Freshness In Peaking
Above, I wrote…
Freshness, In Peaking
This is a much more effective way to view the taper.
Freshness
Peaking
Preparing To Race
We are not tapering down towards the end of the season. When I read that sentence, I see a vehicle slowing towards a stop sign.
We are freshening towards a peak racing performance. We are going to race smart, finish strong and blow through the finish line.
Across this freshening period, we want to feel our specific capacity rising.
Saving our best for race day.
I use writing to balance my drive to exercise.
The Dynamic Loading section will lay out my system.
I continue to pickup tidbits of training information. I am developing my 3/4 month training strategy.
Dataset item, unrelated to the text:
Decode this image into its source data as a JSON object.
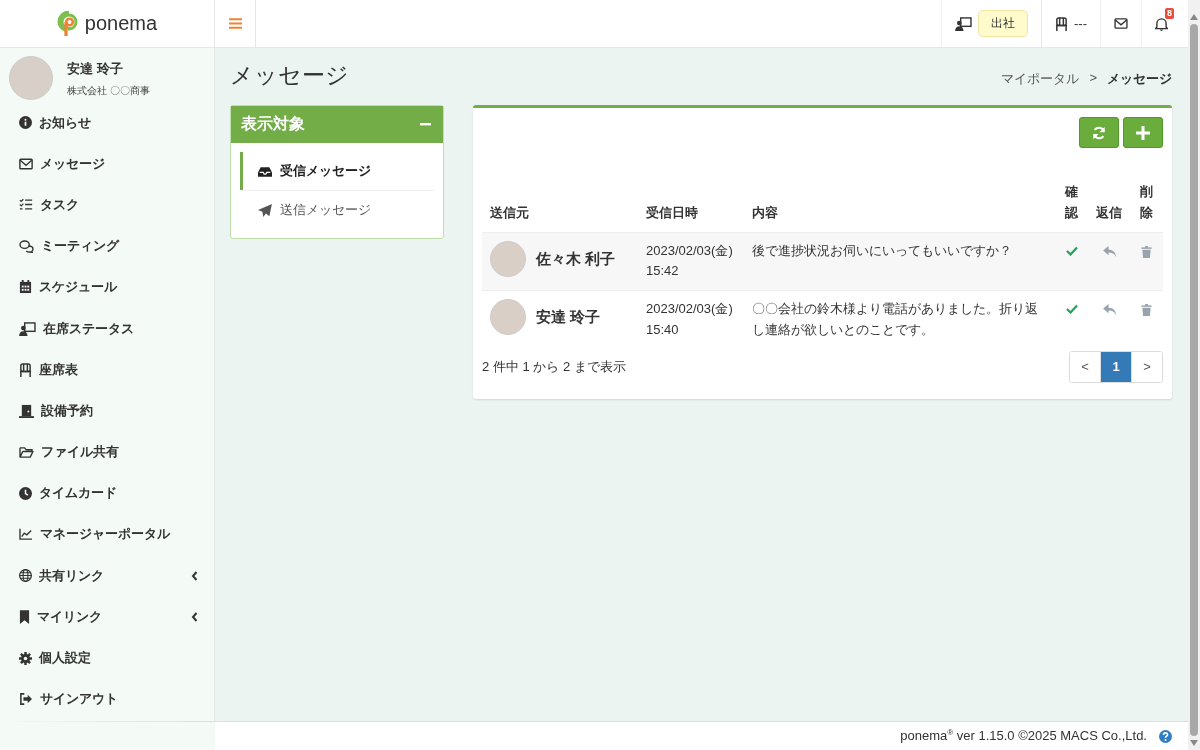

Lot’s of good perspective again!! Thank you for the link the Friel 5-2 blog, I missed seeing that when he wrote it. Lots of good loading/unloading models out there with more in common than differences. My non-traditional work schedule as a firefighter - 24 hours work followed by 48 hours off give my life a natural 3 day and 3 week variation which forces a rhythm of changes in training load. As I get older I find that I have to be careful when I get work holidays and vacation. This year I have kept my normal 3day/3week pattern even when days off give me more free time.